1983 – 6(3)

De producties van de fabrikant Haurix

De toenmalige fabrikanten werkten met de hand en konden nauwelijks meer dan één installatie per jaar produceren, zoals bij Haurix het geval lijkt te zijn geweest. Het lijkt erop dat hij tien machines heeft geïnstalleerd. Eerst waren er de brandbluspompen van Saint-André (1790, Charbonnage de Sars-Longchamps, waar deze wordt herdacht in de rue de la Machine à feu, vlakbij de rijkswacht van La Louvière), nr. 176 van het Rapport, en de kolencentrale mijn van de firma Barette (1792, Houdeng-Goegnies, reeds verdwenen in 1845), nr. 166 van het rapport.

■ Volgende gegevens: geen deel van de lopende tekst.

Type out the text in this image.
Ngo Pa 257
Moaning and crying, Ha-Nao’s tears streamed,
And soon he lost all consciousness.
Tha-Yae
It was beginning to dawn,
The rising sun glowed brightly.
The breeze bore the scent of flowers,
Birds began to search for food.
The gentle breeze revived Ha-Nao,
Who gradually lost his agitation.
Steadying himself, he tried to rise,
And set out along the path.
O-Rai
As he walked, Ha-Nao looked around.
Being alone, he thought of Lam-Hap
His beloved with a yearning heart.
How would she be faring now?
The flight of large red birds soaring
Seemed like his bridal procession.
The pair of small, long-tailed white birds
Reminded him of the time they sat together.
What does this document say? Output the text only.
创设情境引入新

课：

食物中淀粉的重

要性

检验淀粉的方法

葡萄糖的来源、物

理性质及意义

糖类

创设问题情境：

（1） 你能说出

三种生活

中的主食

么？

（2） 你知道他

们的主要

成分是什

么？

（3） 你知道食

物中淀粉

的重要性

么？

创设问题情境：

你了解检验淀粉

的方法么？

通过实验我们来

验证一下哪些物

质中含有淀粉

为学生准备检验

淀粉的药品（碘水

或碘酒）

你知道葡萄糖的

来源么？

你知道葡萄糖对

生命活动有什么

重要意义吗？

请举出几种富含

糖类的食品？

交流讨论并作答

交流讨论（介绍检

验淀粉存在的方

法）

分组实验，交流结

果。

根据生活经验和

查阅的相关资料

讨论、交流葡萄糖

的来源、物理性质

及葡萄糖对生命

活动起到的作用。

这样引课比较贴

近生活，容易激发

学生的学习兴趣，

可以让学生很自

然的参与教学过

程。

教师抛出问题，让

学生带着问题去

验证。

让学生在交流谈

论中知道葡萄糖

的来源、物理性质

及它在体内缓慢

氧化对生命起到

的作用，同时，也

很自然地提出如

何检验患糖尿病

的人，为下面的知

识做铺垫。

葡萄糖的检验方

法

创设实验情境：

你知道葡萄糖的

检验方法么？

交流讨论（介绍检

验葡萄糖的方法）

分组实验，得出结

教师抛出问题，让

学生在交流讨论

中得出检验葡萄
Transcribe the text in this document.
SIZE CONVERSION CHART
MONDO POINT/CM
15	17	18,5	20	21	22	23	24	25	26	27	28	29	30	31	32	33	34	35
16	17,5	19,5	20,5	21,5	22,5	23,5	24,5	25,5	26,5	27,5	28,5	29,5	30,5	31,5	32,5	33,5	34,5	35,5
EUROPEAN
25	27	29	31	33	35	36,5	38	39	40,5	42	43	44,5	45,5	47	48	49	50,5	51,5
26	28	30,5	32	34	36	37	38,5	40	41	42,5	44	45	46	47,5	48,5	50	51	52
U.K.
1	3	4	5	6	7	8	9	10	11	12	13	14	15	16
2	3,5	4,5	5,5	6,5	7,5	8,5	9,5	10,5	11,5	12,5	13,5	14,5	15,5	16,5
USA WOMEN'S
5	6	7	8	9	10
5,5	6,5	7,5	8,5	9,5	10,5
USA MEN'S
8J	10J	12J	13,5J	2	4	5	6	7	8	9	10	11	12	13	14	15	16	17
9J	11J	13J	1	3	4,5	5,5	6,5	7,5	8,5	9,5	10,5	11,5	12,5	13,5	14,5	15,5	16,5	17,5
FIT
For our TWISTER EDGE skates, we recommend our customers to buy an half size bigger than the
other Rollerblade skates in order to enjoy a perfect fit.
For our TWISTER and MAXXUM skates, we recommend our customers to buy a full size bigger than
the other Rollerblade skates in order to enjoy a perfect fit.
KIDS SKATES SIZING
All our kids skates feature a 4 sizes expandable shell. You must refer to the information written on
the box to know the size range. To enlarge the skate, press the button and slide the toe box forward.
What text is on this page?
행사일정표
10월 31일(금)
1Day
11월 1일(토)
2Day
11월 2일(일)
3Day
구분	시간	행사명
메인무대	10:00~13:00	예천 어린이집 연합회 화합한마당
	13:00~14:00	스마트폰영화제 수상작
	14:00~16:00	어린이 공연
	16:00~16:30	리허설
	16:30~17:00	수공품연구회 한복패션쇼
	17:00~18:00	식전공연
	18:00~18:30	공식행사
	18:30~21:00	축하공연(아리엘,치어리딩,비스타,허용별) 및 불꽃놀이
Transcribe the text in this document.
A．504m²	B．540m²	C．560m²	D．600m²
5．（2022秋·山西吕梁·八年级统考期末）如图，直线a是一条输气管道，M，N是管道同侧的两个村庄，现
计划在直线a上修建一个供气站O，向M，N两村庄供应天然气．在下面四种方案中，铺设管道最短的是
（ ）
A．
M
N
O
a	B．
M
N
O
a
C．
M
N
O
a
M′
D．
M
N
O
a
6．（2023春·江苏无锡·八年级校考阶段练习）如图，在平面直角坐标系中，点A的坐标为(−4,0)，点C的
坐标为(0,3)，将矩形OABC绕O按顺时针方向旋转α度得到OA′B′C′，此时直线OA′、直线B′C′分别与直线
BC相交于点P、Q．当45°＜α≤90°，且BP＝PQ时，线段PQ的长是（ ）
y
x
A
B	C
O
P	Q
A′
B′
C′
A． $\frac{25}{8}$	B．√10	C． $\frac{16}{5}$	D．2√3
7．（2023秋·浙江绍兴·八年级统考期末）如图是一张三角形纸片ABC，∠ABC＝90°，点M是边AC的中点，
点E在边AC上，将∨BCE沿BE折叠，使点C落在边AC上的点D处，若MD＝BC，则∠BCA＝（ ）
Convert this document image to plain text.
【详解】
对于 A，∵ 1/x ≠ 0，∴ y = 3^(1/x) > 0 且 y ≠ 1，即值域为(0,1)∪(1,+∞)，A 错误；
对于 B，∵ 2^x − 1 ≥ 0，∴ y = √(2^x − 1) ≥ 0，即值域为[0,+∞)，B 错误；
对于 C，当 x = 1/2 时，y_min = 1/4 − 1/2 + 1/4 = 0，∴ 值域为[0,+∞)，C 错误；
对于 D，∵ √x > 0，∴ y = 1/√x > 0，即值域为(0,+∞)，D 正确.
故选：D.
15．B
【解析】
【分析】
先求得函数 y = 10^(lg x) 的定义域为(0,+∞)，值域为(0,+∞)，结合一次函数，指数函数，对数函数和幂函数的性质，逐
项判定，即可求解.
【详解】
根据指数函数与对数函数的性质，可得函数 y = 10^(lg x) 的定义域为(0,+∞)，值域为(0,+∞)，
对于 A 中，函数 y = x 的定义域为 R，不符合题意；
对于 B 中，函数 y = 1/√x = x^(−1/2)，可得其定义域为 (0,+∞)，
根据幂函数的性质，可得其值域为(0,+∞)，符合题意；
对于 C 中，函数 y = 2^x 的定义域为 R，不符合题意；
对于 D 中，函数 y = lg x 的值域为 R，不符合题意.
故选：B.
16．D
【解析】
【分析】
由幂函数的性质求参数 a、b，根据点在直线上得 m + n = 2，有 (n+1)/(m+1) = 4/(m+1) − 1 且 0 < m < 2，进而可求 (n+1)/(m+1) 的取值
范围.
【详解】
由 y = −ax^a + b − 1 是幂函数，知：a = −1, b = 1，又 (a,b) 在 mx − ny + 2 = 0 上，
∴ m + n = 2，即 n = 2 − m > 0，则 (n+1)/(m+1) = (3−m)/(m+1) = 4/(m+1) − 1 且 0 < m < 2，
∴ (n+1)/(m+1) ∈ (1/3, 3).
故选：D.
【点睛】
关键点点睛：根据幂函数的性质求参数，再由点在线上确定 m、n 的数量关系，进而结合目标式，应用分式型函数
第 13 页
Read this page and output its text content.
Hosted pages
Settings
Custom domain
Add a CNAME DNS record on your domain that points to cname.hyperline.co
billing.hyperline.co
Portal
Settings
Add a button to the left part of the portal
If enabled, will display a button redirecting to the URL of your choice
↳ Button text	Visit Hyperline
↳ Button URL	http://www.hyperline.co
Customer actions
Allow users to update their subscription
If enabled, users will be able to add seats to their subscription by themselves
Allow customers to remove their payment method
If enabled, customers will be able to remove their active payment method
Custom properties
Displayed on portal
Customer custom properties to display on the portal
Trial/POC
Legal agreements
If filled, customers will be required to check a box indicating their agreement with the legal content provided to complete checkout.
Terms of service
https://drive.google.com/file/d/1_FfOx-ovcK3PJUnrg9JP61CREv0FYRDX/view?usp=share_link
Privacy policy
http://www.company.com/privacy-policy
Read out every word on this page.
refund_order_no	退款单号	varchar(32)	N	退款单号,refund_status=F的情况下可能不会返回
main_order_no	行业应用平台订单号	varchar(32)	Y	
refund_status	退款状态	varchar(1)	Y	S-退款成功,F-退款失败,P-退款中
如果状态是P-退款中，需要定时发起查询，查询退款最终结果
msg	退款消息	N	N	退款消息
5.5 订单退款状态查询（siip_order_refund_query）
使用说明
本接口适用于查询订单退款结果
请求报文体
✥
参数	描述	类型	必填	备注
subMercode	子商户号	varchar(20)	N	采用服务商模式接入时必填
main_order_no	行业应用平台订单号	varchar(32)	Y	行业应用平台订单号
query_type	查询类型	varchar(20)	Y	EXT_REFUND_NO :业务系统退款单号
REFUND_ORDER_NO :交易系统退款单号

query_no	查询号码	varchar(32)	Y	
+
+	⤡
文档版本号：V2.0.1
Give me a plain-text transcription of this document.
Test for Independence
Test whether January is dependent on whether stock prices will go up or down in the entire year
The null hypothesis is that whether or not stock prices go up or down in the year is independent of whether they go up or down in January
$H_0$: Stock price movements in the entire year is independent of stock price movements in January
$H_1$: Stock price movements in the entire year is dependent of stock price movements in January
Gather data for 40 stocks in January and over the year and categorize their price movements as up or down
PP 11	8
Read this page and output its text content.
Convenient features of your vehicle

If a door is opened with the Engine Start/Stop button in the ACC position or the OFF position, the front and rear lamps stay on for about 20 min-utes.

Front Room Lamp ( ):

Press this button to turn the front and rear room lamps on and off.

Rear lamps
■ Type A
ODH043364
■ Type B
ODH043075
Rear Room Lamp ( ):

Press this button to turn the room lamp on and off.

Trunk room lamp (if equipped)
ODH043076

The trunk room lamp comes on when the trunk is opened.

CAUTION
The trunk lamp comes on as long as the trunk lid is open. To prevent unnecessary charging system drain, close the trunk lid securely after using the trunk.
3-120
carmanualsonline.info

In haar briljante werk gewijd aan het begin van de stoommachine in de Belgische industrie (1800-1850) wijst Anne Van Neck (1979), aan wiens nagedachtenis we emotioneel hulde brengen, op het bestaan van 8 Haurix-machines in ons land. Ze zijn verdeeld in 4 eenheden tijdens de Franse periode (1795-1814) en 4 andere tijdens de Nederlandse periode (1814-1830). We kunnen de eerste als volgt verdelen:

– 1796: ontwatering van bouwsteengroeven, in Ecaussines-d’Enghien;

– 1802: ontwatering van de Druart-steengroeven, waarvan de ketel in 1849 ontplofte, waarbij vier mensen om het leven kwamen en vier ernstig gewond raakten;

– 1806: brandpomp van de Bonne-Espérance-put van de kolenmijnen van Strépy-Bracquegnies (nr. 152 van het rapport);

– 1811: La Paix-brandpomp, uit de kolenmijn van La Louvière (nr. 169 van het rapport). De datum 1811 is die van Mijnen, Rapporten en Openbare Werken; die van 1810 wordt bewaard door Anne Van Neck en staat op de foto uit 1889.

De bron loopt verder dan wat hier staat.